SRINAGAR : A series of poorly scripted videos and dubious origin posters — attempting to cash on divisions between Al-Qaeda-linked commander Zakir Musa and his erstwhile group Hizb-ul-Mujahideen — have appeared in the region in recent weeks.
The latest to appear is a poster written in Urdu with significant spelling errors. The contents of the poster accuse Zakir Musa of being a “traitor” or “gadaar” — the word spelt wrongly, which has caused doubt about the origin of the message.
The posters, which had the logo of Hizbul Mujahideen, appeared in Shopian and Kulgam districts of south Kashmir on Saturday and followed a pattern of anti-Zakir messages that have appeared in similarly themed videos in recent weeks.
The videos first appeared in June, within weeks after a rift broke out between Zakir Musa and separatist politicians, and Zakir Musa and Hizbul Mujahideen, when the young militant commander vowed to fight for an Islamist cause.

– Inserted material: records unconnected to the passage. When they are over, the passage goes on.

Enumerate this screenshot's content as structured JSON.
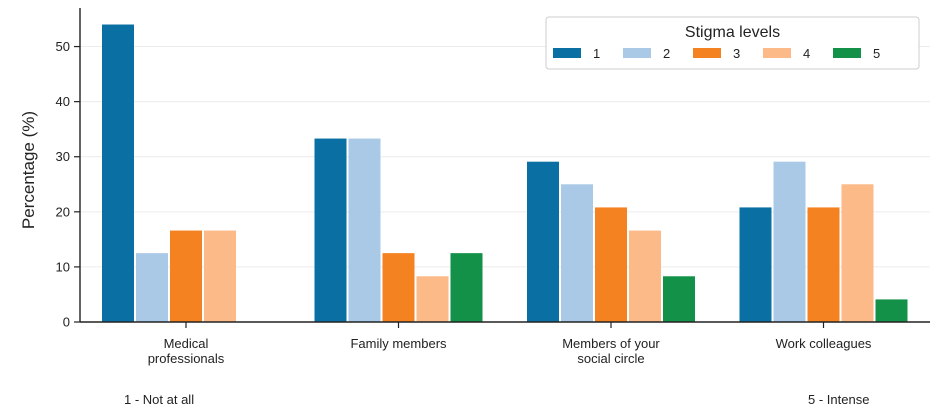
{
  "chart_data": {
    "type": "bar",
    "ylabel": "Percentage (%)",
    "ylim": [
      0,
      57
    ],
    "yticks": [
      0,
      10,
      20,
      30,
      40,
      50
    ],
    "grid": "horizontal",
    "categories": [
      [
        "Medical",
        "professionals"
      ],
      [
        "Family members"
      ],
      [
        "Members of your",
        "social circle"
      ],
      [
        "Work colleagues"
      ]
    ],
    "series": [
      {
        "name": "1",
        "color": "#0a6fa3",
        "values": [
          54,
          33.3,
          29.1,
          20.8
        ]
      },
      {
        "name": "2",
        "color": "#a9c9e6",
        "values": [
          12.5,
          33.3,
          25,
          29.1
        ]
      },
      {
        "name": "3",
        "color": "#f58220",
        "values": [
          16.6,
          12.5,
          20.8,
          20.8
        ]
      },
      {
        "name": "4",
        "color": "#fbba87",
        "values": [
          16.6,
          8.3,
          16.6,
          25
        ]
      },
      {
        "name": "5",
        "color": "#139148",
        "values": [
          0,
          12.5,
          8.3,
          4.1
        ]
      }
    ],
    "legend": {
      "title": "Stigma levels",
      "placement": "top-right",
      "orientation": "horizontal"
    }
  },
  "notes": {
    "left": "1 - Not at all",
    "right": "5 - Intense"
  }
}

The rift grew as the three sides hardened their positions culminating in Zakir quitting Hizbul Mujahideen. Since then, Zakir’s popularity has grown despite opposition from traditional separatists and Pakistan-based militant groups as he was named as the head of the newly formed Al-Qaeda-linked Ansar Ghazwat-ul-Hind.
In the videos, masked gunmen first claimed to be from Zakir’s group and said they had leaked the hideout of Hizbul Mujahideen militant Sabzar Ahmad Bhat. In subsequent videos, the masked militants claimed themselves to be from Hizbul Mujahideen and accused Zakir of leaking information about the hideouts of militants.
The latest poster followed a similar theme. However, the posters and the videos backfired on the social media, where locals rubbished them as the work of “intelligence agencies”.
“This is a handiwork of the Indian agencies,” Syed Waseem wrote on Twitter in response to the poster, describing it as “contemptible propaganda”.
Shopian SP Ambarkar Shriram Dinkar said the police were investigating the origin of the posters, adding that no case had been registered so far.
The videos and the posters also prompted a reaction from Hizbul Mujahideen with its field commander Riyaz Naikoo terming it as an “attempt to divide”.
“It is a lie that our militants have been killed because of brother Musa. It is impossible in this date that any militant knows the location of other militant,” Naikoo is heard saying in an audio attributed to him on social media that appeared a day after the posters surfaced.
Naikoo also distances his organisation from the masked gunmen appearing in the videos. “It is a conspiracy to create confusion among the people and among the militants. There can be misunderstandings sometimes, but there are no differences among us. We are united and our mission is one,” Naikoo said.